Ornitohlogische Fotos von R.Ostrowski

Hobby

 
 


Säbelschnäbler

Recurvirostra avosetta



Ordnung: Regenpfeiferartige (Charadriiformes)


Familie: Säbelschnäbler (Recurvirostridae)


Gattung: Recurvirostra


Art: Säbelschnäbler (Recurvirostra avosetta)



Aussehen

Unverkennbar dank markantem, schwarz-weissem Federkleid, deutlich nach oben gebogenem Schnabel und bläulichen Beinen.



Größe

42cm - 46cm


Spannweite

67cm - 77cm


Gewicht

250g - 400g



Nahrung

Wasserinsekten, Garnelen, Schnecken, Krebstiere, Würmer


Fortpflanzung

Die Paarbildung beginnt gegen Ende des Winters. Viele Säbelschnäbler treffen bereits verpaart am Brutplatz ein. Kurz nach der Ankunft im Brutrevier beginnt die Balz, die meist eine sehr kurze Gruppenbalz ist. Säbelschnäbler sind Koloniebrüter, auch wenn sie ihre engen Nahrungs- und Brutterritorien gegeneinander abgrenzen. Häufig brüten sie nicht nur mit Artgenossen gemeinsam, sondern auch mit Seeschwalben, kleineren Möwen und anderen Limikolenarten. Der zeitliche Verlauf der Brutperiode zeigt innerhalb Europas nur geringe geografische Unterschiede. Sie beginnt in den nordwesteuropäischen Brutgebieten mit der Besetzung der Brutkolonien Ende März bis Mitte April. Die Eiablage kann in den südeuropäischen Brutgebieten bereits ab Anfang April erfolgen, an der Wattenmeerküste Nordwesteuropas beginnt sie in der letzten Aprildekade. Säbelschnäbler führen eine monogame Saisonehe, beide Partner sind an der Bebrütung der Eier und der Jungenaufzucht beteiligt. Das Nest ist eine Bodenmulde am Strand, die mit Pflanzenteilen und Steinen belegt ist. Das in der Regel aus vier Eiern bestehende Gelege wird durchschnittlich 23 Tage bebrütet. Die Eier sind blass cremefarben bis hell grünbräunlich.

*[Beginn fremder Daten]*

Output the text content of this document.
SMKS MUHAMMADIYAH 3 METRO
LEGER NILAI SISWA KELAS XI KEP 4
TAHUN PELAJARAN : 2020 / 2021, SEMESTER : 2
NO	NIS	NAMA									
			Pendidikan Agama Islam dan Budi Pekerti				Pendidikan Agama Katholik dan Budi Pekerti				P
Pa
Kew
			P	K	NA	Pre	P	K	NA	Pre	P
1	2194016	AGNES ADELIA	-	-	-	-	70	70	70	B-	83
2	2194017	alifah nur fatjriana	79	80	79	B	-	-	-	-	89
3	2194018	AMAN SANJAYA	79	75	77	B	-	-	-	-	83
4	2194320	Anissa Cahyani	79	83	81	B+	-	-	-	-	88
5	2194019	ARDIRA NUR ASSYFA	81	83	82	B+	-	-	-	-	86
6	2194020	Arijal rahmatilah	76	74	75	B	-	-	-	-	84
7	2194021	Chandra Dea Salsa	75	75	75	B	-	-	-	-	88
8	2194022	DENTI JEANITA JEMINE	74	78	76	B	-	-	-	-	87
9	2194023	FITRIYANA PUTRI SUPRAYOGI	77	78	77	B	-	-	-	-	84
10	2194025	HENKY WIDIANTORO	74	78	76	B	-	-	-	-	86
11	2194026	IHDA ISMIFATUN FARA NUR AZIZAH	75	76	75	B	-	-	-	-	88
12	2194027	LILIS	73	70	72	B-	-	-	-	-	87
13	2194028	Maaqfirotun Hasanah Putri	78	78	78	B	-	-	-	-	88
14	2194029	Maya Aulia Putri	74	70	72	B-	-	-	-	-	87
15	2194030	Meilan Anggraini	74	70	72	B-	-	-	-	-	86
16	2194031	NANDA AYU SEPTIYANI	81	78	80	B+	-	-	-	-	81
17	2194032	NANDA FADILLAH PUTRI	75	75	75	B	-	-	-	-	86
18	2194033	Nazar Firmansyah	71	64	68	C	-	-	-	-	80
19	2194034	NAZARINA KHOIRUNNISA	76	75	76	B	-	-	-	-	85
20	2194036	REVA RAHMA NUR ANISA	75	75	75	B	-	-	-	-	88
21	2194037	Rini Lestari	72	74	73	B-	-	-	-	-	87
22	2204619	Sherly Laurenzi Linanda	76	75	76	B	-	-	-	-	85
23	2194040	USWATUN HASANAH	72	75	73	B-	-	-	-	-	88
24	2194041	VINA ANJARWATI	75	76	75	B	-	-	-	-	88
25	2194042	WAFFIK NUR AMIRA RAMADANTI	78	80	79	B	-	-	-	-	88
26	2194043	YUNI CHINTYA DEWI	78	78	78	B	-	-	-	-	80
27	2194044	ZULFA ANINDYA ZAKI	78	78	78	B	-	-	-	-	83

Sie sind sehr variabel mit kleinen schwarzen und grauen Tupfen und Linien gezeichnet. Kurz nach dem Schlupf verlassen die Brutpaare die Kolonien und führen die Jungen in bis zu mehrere Kilometer entfernte Aufzuchthabitate, wo sie heftig verteidigte Territorien etablieren. Die Brutpflege für die selbständig nach Nahrung suchenden Jungvögel beschränkt sich auf die Verteidigung des Territoriums, die Abwehr von Raubfeinden und dem Wärmen der Jungvögel im Bauchgefieder, dem sogenannten Hudern. Die Länge der Wachstumsperiode bis zum Flüggewerden ist stark von Witterungs- und Ernährungsbedingungen abhängig. Sie schwankt zwischen 28 und etwa 40 Tagen und beträgt durchschnittlich 35 Tage. Die Küken haben im Gegensatz zu den adulten Vögeln beim Schlupf einen geraden Schnabel. Sie können außerdem recht gut schwimmen und folgen den Elternvögeln ins seichte Wasser. Die Jungvögel brüten in der Regel das erste Mal im zweiten Lebensjahr.



Feinde

Möwen, Greifvögel, Rabenvögel, Fuchs, Hermelin, Mensch


Alter

ca.20 Jahre



Zugvogel

Der Säbelschnäbler ist überwiegend ein Kurzstreckenzieher.


Lebensraum

Küste und Boddenlandschaft


Verbreitung

Europa, Asien, Afrika



Beobachtungszeitraum

Von Januar bis Dezember. Der beste Zeitraum ist von Anfang März bis Ende Oktober.

Jahresbeobachtungen


Status Code

BJZ


Bestand und Gefährdung
Der Säbelschnäbler wird in der Roten Liste des IUCN als nicht gefährtet geführt.

Es gibt in Deutschland etwa 6.000 - 7.000 Brutpaare.